Vladimir Nabokov. Revenge
1
Ostend, the stone wharf, the gray strand, the distant row of hotels, were all slowly rotating as they receded into the turquoise haze of an autumn day.
The professor wrapped his legs in a tartan lap robe, and the chaise tongue creaked as he reclined into its canvas comfort. The clean, ochre-red deck was crowded but quiet. The boilers heaved discreetly.
An English girl in worsted stockings, indicating the professor with a motion of her eyebrow, addressed her brother who was standing nearby: “Looks like Sheldon, doesn’t he?”
Sheldon was a comic actor, a bald giant with a round, flabby face. “He’s really enjoying the sea,” the girl added sotto voce. Whereupon, I regret to say, she drops out of my story.
Her brother, an ungainly, red-haired student on his way back to his university after the summer holidays, took the pipe out of his mouth and said, “He’s our biology professor. Capital old chap. Must say hello to him.” He approached the professor, who, lifting his heavy eyelids, recognized one of the worst and most diligent of his pupils.
“Ought to be a splendid crossing,” said the student, giving a light squeeze to the large, cold hand that was proffered him.
“I hope so,” replied the professor, stroking his gray cheek with his fingers. “Yes, I hope so,” he repeated weightily, “I hope so.”
The student gave the two suitcases standing next to the deck chair a cursory glance. One of them was a dignified veteran, covered with the white traces of old travel labels, like bird droppings on a monument. The other one – brand-new, orange-colored, with gleaming locks – for some reason caught his attention.
“Let me move that suitcase before it falls over,” he offered, to keep up the conversation.
The professor chuckled. He did look like that silver-browed comic,
or else like an aging boxer. . . .
“The suitcase, you say? Know what I have in it?” he inquired, with a hint of irritation in his voice. “Can’t guess? A marvelous object! A special kind of coat hanger. . .”
“A German invention, sir?” the student prompted, remembering that the biologist had just been to Berlin for a scientific congress.
The professor gave a hearty, creaking laugh, and a golden tooth flashed like a flame. “A divine invention, my friend – divine. Something everybody needs. Why, you travel with the same kind of thing yourself. Eh? Or perhaps you’re a polyp?” The student grinned. He knew that the professor was given to obscure jokes.

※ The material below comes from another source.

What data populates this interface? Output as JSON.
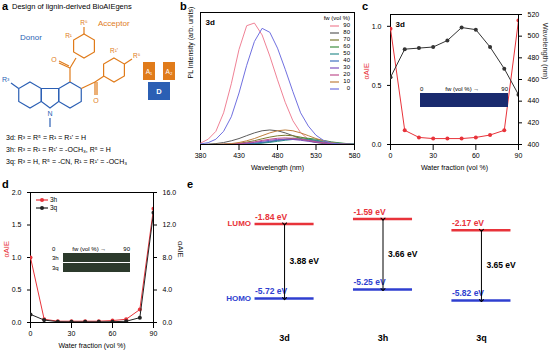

The old man was the object of much gossip at the university. They said he tortured his spouse, a very young woman. The student had seen her once. A skinny thing, with incredible eyes. “And how is your wife, sir?” asked the red-haired student.
The professor replied, “I shall be frank with you, dear friend. I’ve been struggling with myself for quite some some time, but now I feel compelled to tell you. . . . My dear friend, I like to travel in silence. I trust you’ll forgive me.”
But here the student, whistling in embarrassment and sharing his sister’s lot, departs forever from these pages.
The biology professor, meanwhile, pulled his black felt hat down over his bristly brows to shield his eyes against the sea’s dazzling shimmer, and sank into a semblance of sleep. The sunlight falling on his gray, clean-shaven face, with its large nose and heavy chin, made it seem freshly modeled out of moist clay.